Marcel Schers hangt een weinig optimistisch verhaal op van de sector. Zure smaken zijn steeds minder in trek. “Het is heel moeilijk om jongeren aan te spreken,” stelt Schers. “Bovendien worden zuurwaren vaak stiefmoederlijk behandeld door de supermarkten, hoewel ze een belangrijke omzetdrager zijn.” Zuurwaren bevinden zich ook in een marktsegment waar weinig vernieuwing in zit. “We proberen creatief te zijn, maar uiteindelijk draait alles toch om de prijs,” poneert Schers.

De harde prijzenslag is in alle landen een groot probleem. Dankzij enkele investeringen en overnames in Hongarije, Duitsland, India en België beschikt Intergarden het hele jaar over de benodigde grondstoffen en basisproducten. “In India kunnen we nu ongeveer elf maanden per jaar augurken telen. In België kan dat maar zes weken en in Hongarije twee maanden,” verklaart Schers.

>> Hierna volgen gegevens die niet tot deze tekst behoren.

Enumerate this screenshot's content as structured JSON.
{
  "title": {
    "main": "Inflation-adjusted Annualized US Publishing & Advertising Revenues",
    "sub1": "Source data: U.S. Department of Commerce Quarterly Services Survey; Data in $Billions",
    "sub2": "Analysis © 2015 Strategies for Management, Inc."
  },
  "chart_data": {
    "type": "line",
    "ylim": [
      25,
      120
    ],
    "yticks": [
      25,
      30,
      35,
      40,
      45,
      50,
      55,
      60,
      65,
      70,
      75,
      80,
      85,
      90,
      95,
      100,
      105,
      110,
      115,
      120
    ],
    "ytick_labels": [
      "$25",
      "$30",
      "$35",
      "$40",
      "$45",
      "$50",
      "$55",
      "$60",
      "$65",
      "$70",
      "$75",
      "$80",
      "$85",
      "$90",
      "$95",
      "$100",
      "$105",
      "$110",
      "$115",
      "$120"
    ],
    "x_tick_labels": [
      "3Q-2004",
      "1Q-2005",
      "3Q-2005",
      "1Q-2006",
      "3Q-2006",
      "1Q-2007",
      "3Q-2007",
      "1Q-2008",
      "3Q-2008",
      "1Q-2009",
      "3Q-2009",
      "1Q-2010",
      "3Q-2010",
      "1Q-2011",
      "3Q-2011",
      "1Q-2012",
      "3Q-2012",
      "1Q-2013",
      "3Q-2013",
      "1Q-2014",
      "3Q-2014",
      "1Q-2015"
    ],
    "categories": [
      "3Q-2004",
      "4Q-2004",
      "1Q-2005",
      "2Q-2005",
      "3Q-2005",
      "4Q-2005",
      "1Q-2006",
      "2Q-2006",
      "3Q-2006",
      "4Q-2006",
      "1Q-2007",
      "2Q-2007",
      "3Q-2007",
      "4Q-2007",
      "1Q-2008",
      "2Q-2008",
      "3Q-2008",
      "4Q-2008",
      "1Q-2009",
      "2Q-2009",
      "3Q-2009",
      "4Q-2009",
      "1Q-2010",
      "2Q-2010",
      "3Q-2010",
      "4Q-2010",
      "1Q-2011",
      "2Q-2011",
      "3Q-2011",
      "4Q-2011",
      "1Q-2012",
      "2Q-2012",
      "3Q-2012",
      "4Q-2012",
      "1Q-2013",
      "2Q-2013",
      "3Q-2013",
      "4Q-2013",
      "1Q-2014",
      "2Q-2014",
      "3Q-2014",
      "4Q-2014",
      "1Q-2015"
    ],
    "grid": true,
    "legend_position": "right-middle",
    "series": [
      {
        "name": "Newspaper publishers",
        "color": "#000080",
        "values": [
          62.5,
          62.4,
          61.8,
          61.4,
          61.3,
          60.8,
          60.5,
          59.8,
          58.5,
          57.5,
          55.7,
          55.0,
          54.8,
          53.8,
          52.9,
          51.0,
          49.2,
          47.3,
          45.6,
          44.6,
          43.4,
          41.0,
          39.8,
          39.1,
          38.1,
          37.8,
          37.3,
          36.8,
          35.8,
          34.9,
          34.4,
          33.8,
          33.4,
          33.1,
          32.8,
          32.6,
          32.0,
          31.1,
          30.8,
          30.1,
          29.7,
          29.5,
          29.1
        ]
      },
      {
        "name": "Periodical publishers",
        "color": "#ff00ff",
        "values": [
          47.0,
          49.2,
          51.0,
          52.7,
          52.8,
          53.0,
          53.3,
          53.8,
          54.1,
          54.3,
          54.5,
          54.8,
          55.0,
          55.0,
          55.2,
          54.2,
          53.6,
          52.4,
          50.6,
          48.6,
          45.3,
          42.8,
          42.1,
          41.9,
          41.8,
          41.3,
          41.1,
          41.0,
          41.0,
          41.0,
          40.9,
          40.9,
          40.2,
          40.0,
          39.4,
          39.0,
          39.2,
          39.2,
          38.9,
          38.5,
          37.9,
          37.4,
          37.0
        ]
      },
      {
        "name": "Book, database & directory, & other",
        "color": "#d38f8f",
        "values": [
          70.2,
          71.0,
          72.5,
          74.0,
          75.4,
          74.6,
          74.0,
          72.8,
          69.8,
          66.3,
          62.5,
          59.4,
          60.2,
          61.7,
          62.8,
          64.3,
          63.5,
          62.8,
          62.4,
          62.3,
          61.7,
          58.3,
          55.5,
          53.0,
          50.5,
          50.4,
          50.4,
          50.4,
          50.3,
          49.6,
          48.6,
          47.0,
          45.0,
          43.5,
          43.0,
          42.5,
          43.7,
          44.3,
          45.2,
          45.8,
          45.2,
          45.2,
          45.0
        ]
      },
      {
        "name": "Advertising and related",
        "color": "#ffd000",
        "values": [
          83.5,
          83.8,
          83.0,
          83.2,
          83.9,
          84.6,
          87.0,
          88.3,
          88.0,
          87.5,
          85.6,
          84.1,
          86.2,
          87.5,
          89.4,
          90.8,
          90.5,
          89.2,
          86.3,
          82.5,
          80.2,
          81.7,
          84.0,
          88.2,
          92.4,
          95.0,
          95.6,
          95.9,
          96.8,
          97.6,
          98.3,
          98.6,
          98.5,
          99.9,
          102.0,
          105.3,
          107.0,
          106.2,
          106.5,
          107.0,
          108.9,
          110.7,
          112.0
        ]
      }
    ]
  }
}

De eerste stappen naar India liepen in 1995 verkeerd af. “We hadden daar een joint venture opgericht, maar het cultuurverschil te veel onderschat,” zegt Schers. Toch was het voor Intergarden een interessante leerervaring. De KMO probeerde het opnieuw in 2001 met een buitenlands voedingsbedrijf. Deze keer met succes. Momenteel werken 3800 boeren voor Intergarden. Alle bedrijven liggen, omwille van kwaliteitsnormen, op maximaal twee uur van de teeltgebieden. Intergarden begeleidt en bewaakt het teeltproces en ziet toe op het gebruik van chemicaliën bij de bestrijding van ziekten en parasieten. De telers krijgen zaden, kunstmest, pesticiden en de nodige kennis en technologie voor een optimale teelt. De inkomens van de boeren zijn aanzienlijk gestegen door de betere teelresultaten.

Intussen woedt de prijzenpolitiek verder. Wat als de bodemprijs behaald wordt? “Voorlopig zijn we daar nog niet,” zegt Schers. “Maar als dat gebeurt, moeten we verder zoeken naar manieren om de efficiëntie te verbeteren. We laten ons niet makkelijk verdringen.”